Bon bref, on a avancé, et on s'est raconté nos vies. Et on répétait surtout tous les 10 mètres qu'on était bien contents d'avoir laissé les raquettes dans le coffre de la voiture parce qu'il n'y a pas tant de neige que ça. "On a bien fait de laisser les raquettes dans le coffre, non?" "Oui, on a bien fait de laisser les raquettes dans le coffre, il n'y a pas tant de neige que ça". 2 minutes plus tard: "Bordel, il est lourd mon sac, t'imagines si on avait pris nos raquettes?" "Oui, on a bien fait de laisser les raquettes dans le coffre" etc etc...

Et à un moment ça a commencé à merder. Perrine m'a demandé où il était ce maudit couloir du Fond de Xéfosse que j'avais repéré cet été et pour lequel elle avait fait 1h de route et là 1h30 de marche.
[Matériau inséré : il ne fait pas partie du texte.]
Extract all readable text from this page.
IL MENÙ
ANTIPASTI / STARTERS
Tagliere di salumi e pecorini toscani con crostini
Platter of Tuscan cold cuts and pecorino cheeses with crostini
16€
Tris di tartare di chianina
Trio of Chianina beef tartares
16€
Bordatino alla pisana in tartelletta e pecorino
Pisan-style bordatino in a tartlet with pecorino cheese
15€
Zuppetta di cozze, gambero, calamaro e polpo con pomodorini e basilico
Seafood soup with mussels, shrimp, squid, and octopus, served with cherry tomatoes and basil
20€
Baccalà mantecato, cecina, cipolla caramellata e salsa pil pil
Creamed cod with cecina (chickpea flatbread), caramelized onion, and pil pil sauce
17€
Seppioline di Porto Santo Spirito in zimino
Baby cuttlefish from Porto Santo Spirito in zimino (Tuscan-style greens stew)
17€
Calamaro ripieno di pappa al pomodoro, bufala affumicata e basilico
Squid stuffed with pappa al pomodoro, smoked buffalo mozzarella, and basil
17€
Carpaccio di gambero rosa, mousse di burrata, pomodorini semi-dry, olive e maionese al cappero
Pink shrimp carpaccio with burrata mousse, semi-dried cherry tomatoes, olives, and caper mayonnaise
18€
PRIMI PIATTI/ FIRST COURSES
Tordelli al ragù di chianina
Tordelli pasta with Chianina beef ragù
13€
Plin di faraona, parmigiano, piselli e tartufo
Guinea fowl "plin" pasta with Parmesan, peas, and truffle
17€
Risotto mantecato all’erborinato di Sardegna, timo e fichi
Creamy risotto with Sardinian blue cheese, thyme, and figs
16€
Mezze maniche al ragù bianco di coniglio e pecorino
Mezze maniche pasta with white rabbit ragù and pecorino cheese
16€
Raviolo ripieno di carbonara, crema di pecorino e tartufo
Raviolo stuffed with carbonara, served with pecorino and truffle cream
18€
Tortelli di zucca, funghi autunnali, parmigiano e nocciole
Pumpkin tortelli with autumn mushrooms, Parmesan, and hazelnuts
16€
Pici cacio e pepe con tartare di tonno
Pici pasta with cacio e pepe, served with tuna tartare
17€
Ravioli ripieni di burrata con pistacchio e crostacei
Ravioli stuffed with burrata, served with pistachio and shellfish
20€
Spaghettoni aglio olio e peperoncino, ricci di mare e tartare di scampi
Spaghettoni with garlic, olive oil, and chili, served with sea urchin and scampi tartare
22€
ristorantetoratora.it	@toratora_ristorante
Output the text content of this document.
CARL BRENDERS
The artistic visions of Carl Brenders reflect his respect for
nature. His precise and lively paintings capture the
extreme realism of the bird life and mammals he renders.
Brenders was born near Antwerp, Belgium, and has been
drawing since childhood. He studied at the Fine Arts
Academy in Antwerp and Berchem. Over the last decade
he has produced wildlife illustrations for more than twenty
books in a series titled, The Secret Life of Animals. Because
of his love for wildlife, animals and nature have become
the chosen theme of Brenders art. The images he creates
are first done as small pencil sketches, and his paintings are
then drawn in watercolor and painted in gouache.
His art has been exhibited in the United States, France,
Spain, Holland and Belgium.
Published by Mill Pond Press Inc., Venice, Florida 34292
Vu que l'enneigement était déjà plus important, j'ai pensé lui répondre qu'avec les raquettes on aurait peut-être avancé plus vite, mais j'ai préféré fermer ma gueule en définitive. J'ai indiqué avec mon bras une direction avec une approximation que l'on peut estimer à 120°. Sauf que ça commençait à être raide, avec un pierrier en dessous et des branches qui s'accrochent aux sangles d'un sac à dos bien lourd (aïe! ouille!merde! f'chier!"). J'ai balancé tous les jurons que le capitaine Haddock m'avait appris en 15'.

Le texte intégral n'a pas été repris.